LA CASA DE TRES BOTONES
Gianni Rodari
Érase una vez un carpintero llamado Tres Botones. Quizás se llamaba Juan o Napoleón, pero desde hacía tanto tiempo que todo el mundo le llamaba Tres Botones, que ya nadie se acordaba de su verdadero nombre, ni tan siquiera él mismo.
Vivía en un pueblo tan pobre que la gente no tenía dinero para dedicarlo a hacerse muebles nuevos. En todo un año, más o menos, le encargaban tan sólo una mesa y cuatro sillas. En todo el último año sólo le habían encargado un taburete.
– ¿No queréis un armario? -preguntaba.
– Vete a saber lo que nos costaría ¿cómo te vamos a pagar? -le respondían.
– ¿No querríais acaso una cajonera? -volvía a preguntar.
– ¡Debe de costar un ojo de la cara!
– ¿Queréis un perchero?
– ¿Y qué colgaremos? –le contestaban- La poca ropa que tenemos, la llevamos puesta. Tres Botones pensó: «Me conviene marcharme de aquí. Pero si voy a otro pueblo, tendré que comprarme una casa, o alquilar una. Me parece que lo que más me conviene es fabricar una casita de madera y ponerle ruedas: así podré llevarla por todas partes y cuando me haga rico me casaré, y cuando me haya casado se la daré a mis hijos para que jueguen». Dicho y hecho, se puso en seguida a trabajar.

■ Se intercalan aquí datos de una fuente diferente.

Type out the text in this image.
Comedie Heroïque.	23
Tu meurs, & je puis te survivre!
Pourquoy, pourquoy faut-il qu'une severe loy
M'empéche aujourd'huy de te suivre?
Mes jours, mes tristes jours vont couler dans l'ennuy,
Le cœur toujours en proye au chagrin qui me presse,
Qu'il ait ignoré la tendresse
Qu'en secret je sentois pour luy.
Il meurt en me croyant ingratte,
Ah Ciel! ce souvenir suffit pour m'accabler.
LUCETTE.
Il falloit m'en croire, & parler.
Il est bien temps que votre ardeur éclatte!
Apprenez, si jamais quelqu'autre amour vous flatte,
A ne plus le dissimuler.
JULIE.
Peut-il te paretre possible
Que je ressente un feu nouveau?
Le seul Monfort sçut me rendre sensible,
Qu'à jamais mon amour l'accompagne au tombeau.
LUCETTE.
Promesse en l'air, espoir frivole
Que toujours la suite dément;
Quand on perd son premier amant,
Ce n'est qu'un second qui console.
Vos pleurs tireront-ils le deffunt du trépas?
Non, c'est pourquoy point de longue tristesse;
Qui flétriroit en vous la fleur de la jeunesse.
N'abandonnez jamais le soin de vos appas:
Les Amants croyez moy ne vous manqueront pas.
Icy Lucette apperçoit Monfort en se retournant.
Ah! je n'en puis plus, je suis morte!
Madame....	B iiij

Como era un buen carpintero, no le asustaba el trabajo ni temía darse con el martillo en los dedos. Tres Botones era pequeño y delgado así que con una casa pequeñita tenía suficiente. De hecho la hizo tan pequeñita que sólo cabía él, su martillo y el cepillo, pero ya la sierra tuvo que colgarla de un clavo en el exterior. Sobre la puerta escribió su nombre: «Tres Botones». Le puso cuatro ruedas a la casa y una barra para poder tirar de ella. «Mirad -decía la gente- Tres Botones se ha hecho una casa con mango». Y se reían de él. Pero Tres Botones hacía ver que no se enteraba. Y el día que se marchó con su casa a cuestas, le decían:
– ¿Qué? ¿Y la gasolina dónde la pones? ¿Te la bebes?
Por toda respuesta Tres Botones se quitó el sombrero haciéndoles un saludo de despedida. La casa era ligera, fácil de tirar de ella. Cuando había un descenso, Tres Botones se metía dentro y se dejaba llevar por la pendiente. Anda que te andarás, llegó la noche y Tres Botones se paró en un prado. «Dormiré aquí, que por hoy ya he hecho suficiente camino». No había pasado una hora, que le despertó la lluvia repicando sobre el tejado. Había estallado una tormenta y los rayos caían por doquier.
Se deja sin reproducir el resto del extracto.